Perjalanan sejarah Galuh yang panjang itu sampai sekarang masih belum 
terungkap secara komprehensip, bahkan beberapa bagian/episode sejarah 
Galuh masih “gelap”. Selain itu, sejarah Galuh masa kerajaan masih 
banyak bercampur dengan mitos atau legenda, sehingga ceritera tentang 
Galuh masa kerajaan pun terdapat beberapa versi.
Belum
 adanya penulisan sejarah Galuh yang komprehensip kiranya disebabkan 
oleh beberapa faktor. Pertama, Pemda Kabupaten Ciamis terkesan kurang 
menaruh perhatian terhadap sejarah daerahnya sendiri.
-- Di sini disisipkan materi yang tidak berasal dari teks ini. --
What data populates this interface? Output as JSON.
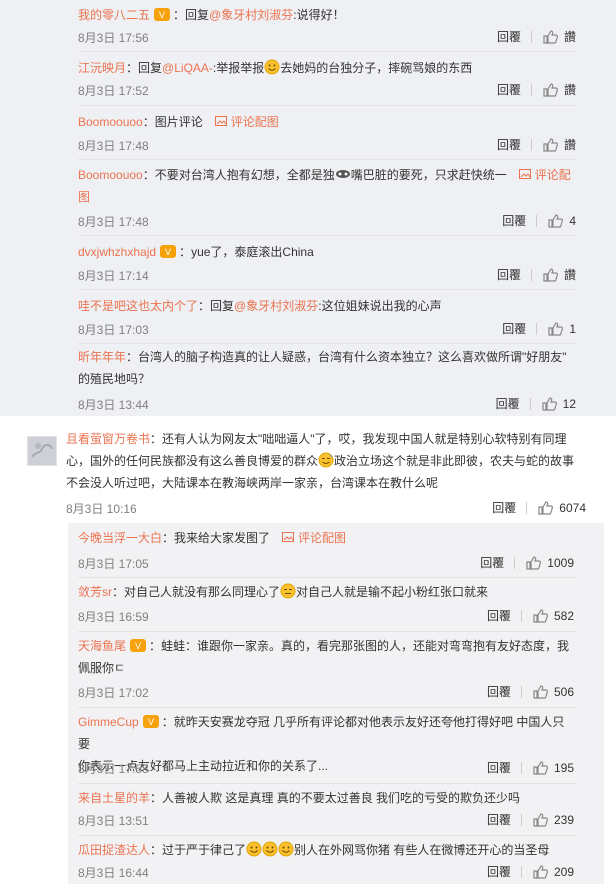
{
  "icons": {
    "badge": "vip-badge-icon",
    "like": "thumbs-up-icon",
    "pic": "picture-icon",
    "emoji": "smiley-emoji",
    "avatar": "avatar"
  },
  "colors": {
    "name": "#eb7350",
    "text": "#333333",
    "meta": "#808080"
  },
  "replies_top": [
    {
      "name": "我的零八二五",
      "body": "回复",
      "mention": "@象牙村刘淑芬",
      "text": ":说得好！",
      "time": "8月3日 17:56",
      "reply": "回覆",
      "like": "讚"
    },
    {
      "name": "江沅映月",
      "body_prefix": "回复",
      "mention": "@LiQAA-",
      "text_a": ":举报举报",
      "text_b": "去她妈的台独分子，摔碗骂娘的东西",
      "time": "8月3日 17:52",
      "reply": "回覆",
      "like": "讚"
    },
    {
      "name": "Boomoouoo",
      "text": "图片评论",
      "pic": "评论配图",
      "time": "8月3日 17:48",
      "reply": "回覆",
      "like": "讚"
    },
    {
      "name": "Boomoouoo",
      "text_a": "不要对台湾人抱有幻想，全都是独",
      "text_b": "嘴巴脏的要死，只求赶快统一",
      "pic": "评论配",
      "pic2": "图",
      "time": "8月3日 17:48",
      "reply": "回覆",
      "like": "4"
    },
    {
      "name": "dvxjwhzhxhajd",
      "text": "yue了，泰庭滚出China",
      "time": "8月3日 17:14",
      "reply": "回覆",
      "like": "讚"
    },
    {
      "name": "哇不是吧这也太内个了",
      "body_prefix": "回复",
      "mention": "@象牙村刘淑芬",
      "text": ":这位姐妹说出我的心声",
      "time": "8月3日 17:03",
      "reply": "回覆",
      "like": "1"
    },
    {
      "name": "昕年年年",
      "text_a": "台湾人的脑子构造真的让人疑惑，台湾有什么资本独立？这么喜欢做所谓\"好朋友\"",
      "text_b": "的殖民地吗？",
      "time": "8月3日 13:44",
      "reply": "回覆",
      "like": "12"
    }
  ],
  "thread": {
    "name": "且看萤窗万卷书",
    "text_a": "还有人认为网友太\"咄咄逼人\"了，哎，我发现中国人就是特别心软特别有同理",
    "text_b": "心，国外的任何民族都没有这么善良博爱的群众",
    "text_c": "政治立场这个就是非此即彼，农夫与蛇的故事",
    "text_d": "不会没人听过吧，大陆课本在教海峡两岸一家亲，台湾课本在教什么呢",
    "time": "8月3日 10:16",
    "reply": "回覆",
    "like": "6074"
  },
  "replies_bottom": [
    {
      "name": "今晚当浮一大白",
      "text": "我来给大家发图了",
      "pic": "评论配图",
      "time": "8月3日 17:05",
      "reply": "回覆",
      "like": "1009"
    },
    {
      "name": "敛芳sr",
      "text_a": "对自己人就没有那么同理心了",
      "text_b": "对自己人就是输不起小粉红张口就来",
      "time": "8月3日 16:59",
      "reply": "回覆",
      "like": "582"
    },
    {
      "name": "天海鱼尾",
      "text_a": "蛙蛙：谁跟你一家亲。真的，看完那张图的人，还能对弯弯抱有友好态度，我",
      "text_b": "佩服你ㄷ",
      "time": "8月3日 17:02",
      "reply": "回覆",
      "like": "506"
    },
    {
      "name": "GimmeCup",
      "text_a": "就昨天安赛龙夺冠 几乎所有评论都对他表示友好还夸他打得好吧 中国人只要",
      "text_b": "你表示一点友好都马上主动拉近和你的关系了...",
      "time": "8月3日 17:58",
      "reply": "回覆",
      "like": "195"
    },
    {
      "name": "来自土星的羊",
      "text": "人善被人欺 这是真理 真的不要太过善良 我们吃的亏受的欺负还少吗",
      "time": "8月3日 13:51",
      "reply": "回覆",
      "like": "239"
    },
    {
      "name": "瓜田捉渣达人",
      "text_a": "过于严于律己了",
      "text_b": "别人在外网骂你猪 有些人在微博还开心的当圣母",
      "time": "8月3日 16:44",
      "reply": "回覆",
      "like": "209"
    }
  ]
}
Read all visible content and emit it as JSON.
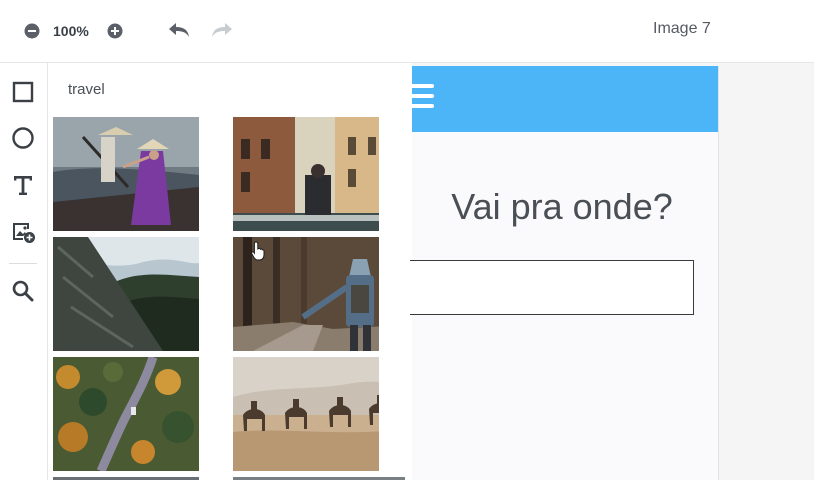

Kedua, kurangnya 
sejarawan yang berminat untuk mengungkap sejarah Galuh, antara lain 
karena kegiatan itu memerlukan biaya cukup besar untuk mencari dan 
meneliti sumbernya. Sekalipun sudah ada hasil penelitian sejarah Galuh, 
tetapi uraiannya hanya berupa garis besar mengenai aspek atau kurun 
waktu tertentu.
Sejarah
 bukan hanya memiliki fungsi informatif, tetapi juga fungsi edukatif, 
bahkan sesungguhnya memiliki fungsi pragmatik, khususnya bagi pemda 
daerah setempat. Hal itu disebabkan sejarah adalah suatu proses 
kausalitas yang ber-kesinambungan. Kehidupan masa kini adalah hasil 
kehidupan masa lampau, dan kehidupan masa mendatang akan tergantung dari
 sikap kita dalam mengisi kehidupan masa sekarang. Oleh sebab itu kita 
harus pandai belajar dari sejarah, karena sejarah adalah “obor 
kebenaran” dan “obor” agar kita tidak “pareumeun obor”.
Atas
 dasar hal tersebut, seyogyanya bila Pemda Kabupaten Ciamis dan “Wargi 
Galuh” menaruh perhatian terhadap sejarah Galuh, antara lain agar kita 
benar-benar memahami bagaimana jati diri putera Galuh.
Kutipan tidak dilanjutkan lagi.